まあそういうわたしだって、つい4年前にIT企業に入るまでは、Macを触ったこともなかったしcommand + c のショートカットすら知らなかった。アルバイトでの入社から数ヶ月経って、これじゃあぜんぜん仕事にならないと気づいて、丸一日かけてあらゆるキーボードショートカットを覚えたり便利ツールをインストールしたりして、必要に駆られてひとつひとつ覚えたのだ。

目視で大量の情報をチェックして手作業で仕分けるのが果てしなすぎてSQLを書くようになったし、最低限のシステムの挙動の知識も障害や不具合に遭遇するたびに調べて聞いて勉強して、そうやってひとつずつできるようにしていった。やればやるほど何もわかっていないことが突きつけられて、まだまだ不十分だけど、それでも、ここまで過ごした環境に確実に育てられてきたんだなあと最近よく思う。

いま一緒に働いているメンバーは、40歳前後のアルバイトの人たちで、いわゆる「主婦」の方々だ。たいていは長く非正規で働いていたりブランクがあったり、子育て中や出産を控えた人もいる。

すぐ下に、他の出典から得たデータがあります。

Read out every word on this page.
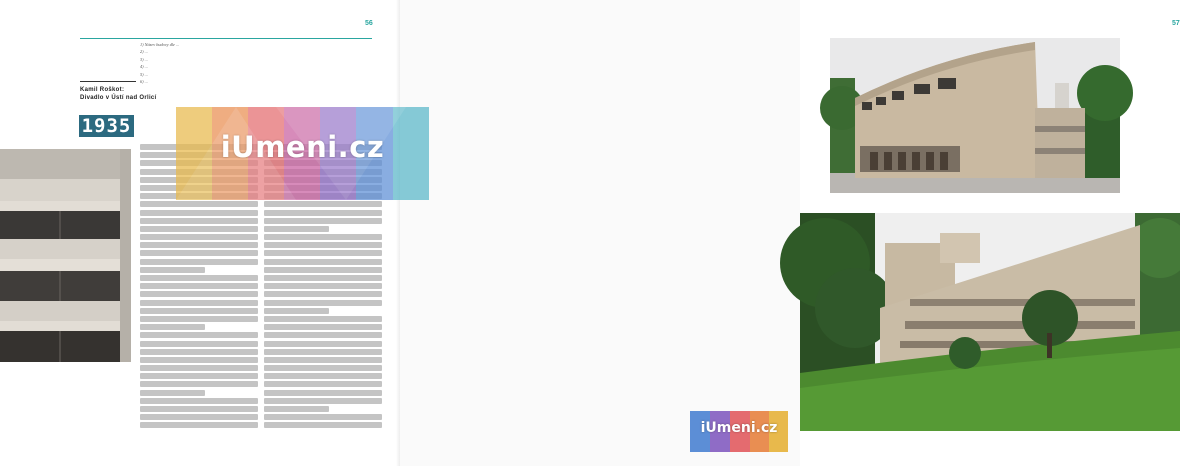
56
1) Název budovy dle ...
2) ...
3) ...
4) ...
5) ...
6) ...
Kamil Roškot:
Divadlo v Ústí nad Orlicí
1935
57
iUmeni.cz
iUmeni.cz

扶養の範囲内で限定的に働きたい、という方も多い。もちろん、働き方の選択は個人の生き方に合わせればいいし、全員ががむしゃらに働いた方がいいとまでは思ってはいない。

だけどそれでも、できればここにいる人たちにも、何かしらできなかったことができるようになったり、工夫をして業務を少し良くすることができたり、スキルを身につけて評価されて収入が上がったり、そういうちょっとした進歩する楽しさを体感できるようになってもらえたらいいな、とずっと考えている。

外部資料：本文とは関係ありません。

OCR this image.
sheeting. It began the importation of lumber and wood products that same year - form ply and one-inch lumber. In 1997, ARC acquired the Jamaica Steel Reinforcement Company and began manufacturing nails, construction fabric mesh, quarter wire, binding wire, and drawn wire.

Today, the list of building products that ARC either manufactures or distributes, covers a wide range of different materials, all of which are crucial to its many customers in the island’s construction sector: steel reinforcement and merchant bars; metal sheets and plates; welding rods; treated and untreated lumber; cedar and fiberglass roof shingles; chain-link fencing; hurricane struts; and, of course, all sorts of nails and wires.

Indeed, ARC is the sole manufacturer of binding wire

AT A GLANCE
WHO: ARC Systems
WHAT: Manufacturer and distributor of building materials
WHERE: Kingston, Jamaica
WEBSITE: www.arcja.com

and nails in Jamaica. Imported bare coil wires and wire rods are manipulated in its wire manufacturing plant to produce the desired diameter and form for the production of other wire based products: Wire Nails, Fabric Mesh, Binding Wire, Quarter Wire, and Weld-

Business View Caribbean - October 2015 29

キャリアの途中で仕事を休んでいたって、家庭の事情があったって、時間が限られていたって、これまで未経験だからって、それは何かに熟練するのを目指さない理由にはならない。今日までできなかったことが、これからもできないわけじゃない。みんな学んでいくし、成長していく。「何歳までにこれができていないともうダメ」みたいな考え方をする人もいるのは知っているけれど、わたしは人の可能性をそんなふうに勝手に諦めて見切りをつけるのはとても失礼だと思う。

そういう考え方によってこれまで潰されてきた、出産後の女性や、就職がうまくいかなかった若者や、歳を取ってから新しいことをやってみたい人や、そういう人たちの仕事や人生を、できるだけ救い上げて前に進めるようなことをしていきたいと思っている。

在宅ワークが急激に普及したみたいに、こうやって危機に陥るたびに必要に駆られて、環境によって人間は進化していくんだと思う。

目の前のチームの仕事から、自宅のパソコンから、世の中を前に進めることはできるはずだ。だからまずはこの画面の向こうの人たちに、新しい環境を使いこなしてもらえるように頑張っていこう。